Although the much-anticipated wave of office distress has yet to materialize, new research from
Yardi Matrix shows that many markets are exposed to potential distress. The firm said debt service coverage ratios have declined for office properties in recent years, due to the two components of the ratio moving in opposite directions.

“As interest rates shot upwards in the last year-and-a-half, so did debt costs for commercial
real estate,” according to the Yardi Matrix report. “At the same time, cash flow has fallen—vacancy rates spiked as firms downsized or eliminated physical office footprints altogether—and expenses have grown.”

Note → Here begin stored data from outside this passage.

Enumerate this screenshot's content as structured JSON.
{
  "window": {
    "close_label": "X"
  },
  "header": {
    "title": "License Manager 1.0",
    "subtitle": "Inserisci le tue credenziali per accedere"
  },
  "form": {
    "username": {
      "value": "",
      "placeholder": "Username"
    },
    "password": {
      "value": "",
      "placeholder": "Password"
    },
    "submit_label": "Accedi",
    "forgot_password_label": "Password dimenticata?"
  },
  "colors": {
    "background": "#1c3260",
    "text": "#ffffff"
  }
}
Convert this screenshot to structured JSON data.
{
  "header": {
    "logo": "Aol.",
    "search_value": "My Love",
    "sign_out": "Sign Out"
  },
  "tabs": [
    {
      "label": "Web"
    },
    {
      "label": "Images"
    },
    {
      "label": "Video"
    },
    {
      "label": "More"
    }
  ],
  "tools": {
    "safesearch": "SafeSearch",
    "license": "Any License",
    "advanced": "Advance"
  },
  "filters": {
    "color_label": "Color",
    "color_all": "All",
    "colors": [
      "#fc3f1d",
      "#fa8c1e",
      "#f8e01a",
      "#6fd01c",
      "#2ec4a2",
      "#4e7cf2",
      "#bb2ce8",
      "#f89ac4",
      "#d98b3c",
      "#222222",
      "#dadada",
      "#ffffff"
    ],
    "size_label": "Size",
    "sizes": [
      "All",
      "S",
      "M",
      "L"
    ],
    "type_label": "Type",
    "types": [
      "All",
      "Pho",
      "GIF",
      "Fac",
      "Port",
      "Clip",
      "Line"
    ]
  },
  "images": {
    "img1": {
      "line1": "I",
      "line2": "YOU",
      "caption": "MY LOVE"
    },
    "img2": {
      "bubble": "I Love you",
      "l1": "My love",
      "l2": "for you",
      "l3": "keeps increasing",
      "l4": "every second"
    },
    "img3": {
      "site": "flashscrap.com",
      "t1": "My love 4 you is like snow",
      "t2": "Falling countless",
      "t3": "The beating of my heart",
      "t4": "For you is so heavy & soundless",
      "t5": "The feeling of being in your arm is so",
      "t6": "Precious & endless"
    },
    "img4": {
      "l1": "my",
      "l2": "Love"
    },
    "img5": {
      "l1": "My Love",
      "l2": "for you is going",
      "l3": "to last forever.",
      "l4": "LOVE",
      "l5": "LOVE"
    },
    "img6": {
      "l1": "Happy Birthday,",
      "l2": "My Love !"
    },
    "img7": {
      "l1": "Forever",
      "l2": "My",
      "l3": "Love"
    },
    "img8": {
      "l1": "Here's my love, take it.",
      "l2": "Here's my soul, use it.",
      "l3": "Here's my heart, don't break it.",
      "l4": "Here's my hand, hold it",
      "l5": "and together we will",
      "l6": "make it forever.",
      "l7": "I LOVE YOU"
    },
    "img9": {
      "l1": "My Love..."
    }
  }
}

However, despite DSCRs’ downward movement, market-level average ratios show only a handful of markets exposed to widespread risk. In March, five of the 91 markets analyzed by Yardi Matrix had average DSCRs below 1.0: Brooklyn (0.81), Oklahoma City (0.89), Chicago (0.90), El Paso (0.92) and Cleveland (0.96). Another eight markets—including Manhattan (1.05), St. Louis (1.16) and Nashville (1.25)—sit at or below the 1.25 ratio required by most lenders.

The report points out, though, that “these market-level rates are only estimates, and DSCRs can vary vastly from property to property. Many properties within markets with low average DSCRs continue to perform well, while properties in markets with a high average DSCR face distress.”